How do you start an art collection? This was the question on the minds of members of the Walker Contemporaries at last month’s Collecting Panel. The night offered Contemporaries a chance to pick the brains of some Twin Cities art professionals: Curator for the General Mills Art Collection Lisa Melander, founder of exhibition space and art consultancy Waiting Room Jehra Patrick, David Petersen Gallery’s owner and director David Petersen, and Walker associate curator Eric Crosby. Calling the event a “Panel” might have been a bit of a misnomer. Everyone in attendance had the opportunity to sit around a dinner table over a couple glasses of wine to discuss what it is they want out of an art collection and to hear from these local experts on where to begin.

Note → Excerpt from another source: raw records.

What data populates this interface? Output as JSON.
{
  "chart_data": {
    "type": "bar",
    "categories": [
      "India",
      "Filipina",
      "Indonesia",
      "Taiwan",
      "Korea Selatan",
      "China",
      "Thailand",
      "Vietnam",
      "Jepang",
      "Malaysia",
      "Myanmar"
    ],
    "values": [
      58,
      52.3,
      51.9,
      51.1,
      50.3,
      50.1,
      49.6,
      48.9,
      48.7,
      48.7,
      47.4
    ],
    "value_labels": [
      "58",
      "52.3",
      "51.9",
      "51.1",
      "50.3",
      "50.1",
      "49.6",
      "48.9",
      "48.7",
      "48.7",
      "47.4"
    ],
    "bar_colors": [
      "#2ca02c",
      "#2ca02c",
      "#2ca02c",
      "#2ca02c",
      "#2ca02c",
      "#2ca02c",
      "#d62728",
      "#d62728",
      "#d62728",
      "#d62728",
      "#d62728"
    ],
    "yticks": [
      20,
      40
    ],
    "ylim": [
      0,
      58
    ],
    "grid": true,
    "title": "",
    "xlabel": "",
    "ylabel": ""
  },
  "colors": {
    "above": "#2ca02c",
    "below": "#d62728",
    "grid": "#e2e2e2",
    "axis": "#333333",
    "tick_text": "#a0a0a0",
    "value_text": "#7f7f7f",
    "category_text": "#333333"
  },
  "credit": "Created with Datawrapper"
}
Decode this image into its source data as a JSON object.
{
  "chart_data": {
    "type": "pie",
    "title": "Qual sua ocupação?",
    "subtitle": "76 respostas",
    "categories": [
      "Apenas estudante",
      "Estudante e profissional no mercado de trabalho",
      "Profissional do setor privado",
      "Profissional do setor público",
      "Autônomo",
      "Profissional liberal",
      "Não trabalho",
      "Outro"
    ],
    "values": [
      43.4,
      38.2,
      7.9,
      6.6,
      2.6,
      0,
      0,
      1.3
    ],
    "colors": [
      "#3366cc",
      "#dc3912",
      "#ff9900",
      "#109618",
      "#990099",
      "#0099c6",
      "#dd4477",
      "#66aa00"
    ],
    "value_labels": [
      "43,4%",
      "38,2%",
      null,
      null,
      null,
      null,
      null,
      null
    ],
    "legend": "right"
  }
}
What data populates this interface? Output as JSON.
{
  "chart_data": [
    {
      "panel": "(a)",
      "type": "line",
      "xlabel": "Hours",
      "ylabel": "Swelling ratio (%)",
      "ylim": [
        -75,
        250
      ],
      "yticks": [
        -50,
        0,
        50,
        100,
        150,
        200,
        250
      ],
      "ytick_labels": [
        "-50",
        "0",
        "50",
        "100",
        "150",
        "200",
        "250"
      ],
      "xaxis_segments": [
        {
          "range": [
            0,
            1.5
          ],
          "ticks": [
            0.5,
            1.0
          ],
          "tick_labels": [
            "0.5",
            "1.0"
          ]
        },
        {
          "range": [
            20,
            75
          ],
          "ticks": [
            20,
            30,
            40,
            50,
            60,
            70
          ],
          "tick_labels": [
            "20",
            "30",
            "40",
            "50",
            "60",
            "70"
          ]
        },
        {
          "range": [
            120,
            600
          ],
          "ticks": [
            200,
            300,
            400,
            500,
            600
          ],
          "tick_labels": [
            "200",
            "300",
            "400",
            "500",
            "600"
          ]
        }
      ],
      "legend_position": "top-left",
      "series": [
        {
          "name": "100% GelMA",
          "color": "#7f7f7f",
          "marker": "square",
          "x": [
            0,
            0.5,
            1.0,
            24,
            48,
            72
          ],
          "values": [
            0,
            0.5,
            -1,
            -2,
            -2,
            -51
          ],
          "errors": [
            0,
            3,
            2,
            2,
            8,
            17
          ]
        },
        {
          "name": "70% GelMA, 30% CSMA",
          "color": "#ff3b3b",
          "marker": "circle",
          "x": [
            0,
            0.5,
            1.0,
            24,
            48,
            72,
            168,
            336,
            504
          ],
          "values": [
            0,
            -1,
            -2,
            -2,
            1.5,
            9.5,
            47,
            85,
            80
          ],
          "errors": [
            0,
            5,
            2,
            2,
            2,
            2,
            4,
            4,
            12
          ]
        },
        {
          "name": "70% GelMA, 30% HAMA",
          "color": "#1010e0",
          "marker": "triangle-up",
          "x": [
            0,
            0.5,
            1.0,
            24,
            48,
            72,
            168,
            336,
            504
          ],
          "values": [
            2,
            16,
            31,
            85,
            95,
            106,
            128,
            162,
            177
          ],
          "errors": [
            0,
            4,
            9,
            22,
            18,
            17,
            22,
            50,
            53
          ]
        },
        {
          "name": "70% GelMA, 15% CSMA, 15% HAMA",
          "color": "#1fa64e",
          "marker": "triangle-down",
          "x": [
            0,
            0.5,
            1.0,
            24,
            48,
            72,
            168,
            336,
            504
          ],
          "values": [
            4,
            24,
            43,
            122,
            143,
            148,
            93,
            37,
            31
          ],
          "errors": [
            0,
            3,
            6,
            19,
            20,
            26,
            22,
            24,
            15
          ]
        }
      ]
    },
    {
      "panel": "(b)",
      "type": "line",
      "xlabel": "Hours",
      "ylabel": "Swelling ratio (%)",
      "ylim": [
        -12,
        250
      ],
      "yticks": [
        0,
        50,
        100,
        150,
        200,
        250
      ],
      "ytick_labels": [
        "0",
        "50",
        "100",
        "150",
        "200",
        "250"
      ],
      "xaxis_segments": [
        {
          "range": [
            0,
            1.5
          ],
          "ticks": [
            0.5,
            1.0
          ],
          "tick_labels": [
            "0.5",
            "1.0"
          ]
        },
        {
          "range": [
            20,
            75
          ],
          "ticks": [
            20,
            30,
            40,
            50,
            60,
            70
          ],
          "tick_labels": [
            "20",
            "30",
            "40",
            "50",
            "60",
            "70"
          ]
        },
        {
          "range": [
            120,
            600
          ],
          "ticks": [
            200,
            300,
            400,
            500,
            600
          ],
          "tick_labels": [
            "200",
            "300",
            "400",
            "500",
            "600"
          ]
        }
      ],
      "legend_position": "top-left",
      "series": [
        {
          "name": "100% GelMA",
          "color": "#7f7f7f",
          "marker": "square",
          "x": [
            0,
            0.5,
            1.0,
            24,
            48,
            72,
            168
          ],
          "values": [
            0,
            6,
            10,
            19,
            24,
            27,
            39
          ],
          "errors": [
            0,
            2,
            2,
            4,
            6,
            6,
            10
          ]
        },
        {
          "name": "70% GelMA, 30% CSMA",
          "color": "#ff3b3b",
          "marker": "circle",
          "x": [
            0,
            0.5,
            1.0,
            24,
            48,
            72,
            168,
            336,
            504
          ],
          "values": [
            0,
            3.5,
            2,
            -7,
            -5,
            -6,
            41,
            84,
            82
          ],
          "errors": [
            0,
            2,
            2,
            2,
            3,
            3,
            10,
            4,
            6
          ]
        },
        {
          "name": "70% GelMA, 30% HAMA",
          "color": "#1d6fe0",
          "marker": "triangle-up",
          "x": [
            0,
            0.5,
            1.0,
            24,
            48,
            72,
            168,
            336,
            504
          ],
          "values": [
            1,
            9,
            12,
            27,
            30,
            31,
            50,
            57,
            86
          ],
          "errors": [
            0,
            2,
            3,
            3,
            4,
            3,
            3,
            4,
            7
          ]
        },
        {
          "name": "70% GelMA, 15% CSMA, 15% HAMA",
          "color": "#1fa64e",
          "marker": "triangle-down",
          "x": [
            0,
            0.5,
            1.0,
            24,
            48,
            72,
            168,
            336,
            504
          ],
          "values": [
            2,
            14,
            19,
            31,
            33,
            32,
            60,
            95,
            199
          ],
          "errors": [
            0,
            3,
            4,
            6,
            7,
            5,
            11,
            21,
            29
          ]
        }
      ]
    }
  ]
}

So how did the panelists approach this fundamental question? None of them had a step-by-step guide, but one consistent theme did arise: collecting art is a social activity. Whether it’s by forming relationships with artists, gallerists, or other collectors, you need to create a “dematerialized collection” of connections, in Petersen’s words, that can you can draw on when you’re interested in certain artists and certain types of work. They also encouraged everyone to try to speak directly to artists about their work whenever possible. Patrick pointed out that when you talk to an artist and learn more about their process, you then become an “ambassador” for the artist to people who see the work in your space.
The panel wasn’t without more concrete advice as well. For those looking to get their feet wet with some low-budget pieces, the guests suggested the MCAD Art Sale and Midway Contemporary Art’s Monster Drawing Rally. Artist and musician Nicholas Larkins-Perez came prepared with some very specific questions about the legal maneuvering he might have to do in order to purchase pieces of net.art, and Patrick directed him to the free legal counsel for artists provided by Springboard for the Arts.
Focusing on one piece of work at a time seemed to be another one of the main keys to embarking on what seems to some like a monumental task. Patrick advised attendees not to think of their collection as a single body of work or as some sort of thesis. Instead, she suggested people open themselves up to a wide variety of works, artists, and media. Exploring is the only real way to begin to understand the aesthetic priorities that will drive your purchases, or put in Lisa Melander’s graceful phrasing, “Buy what speaks to you.”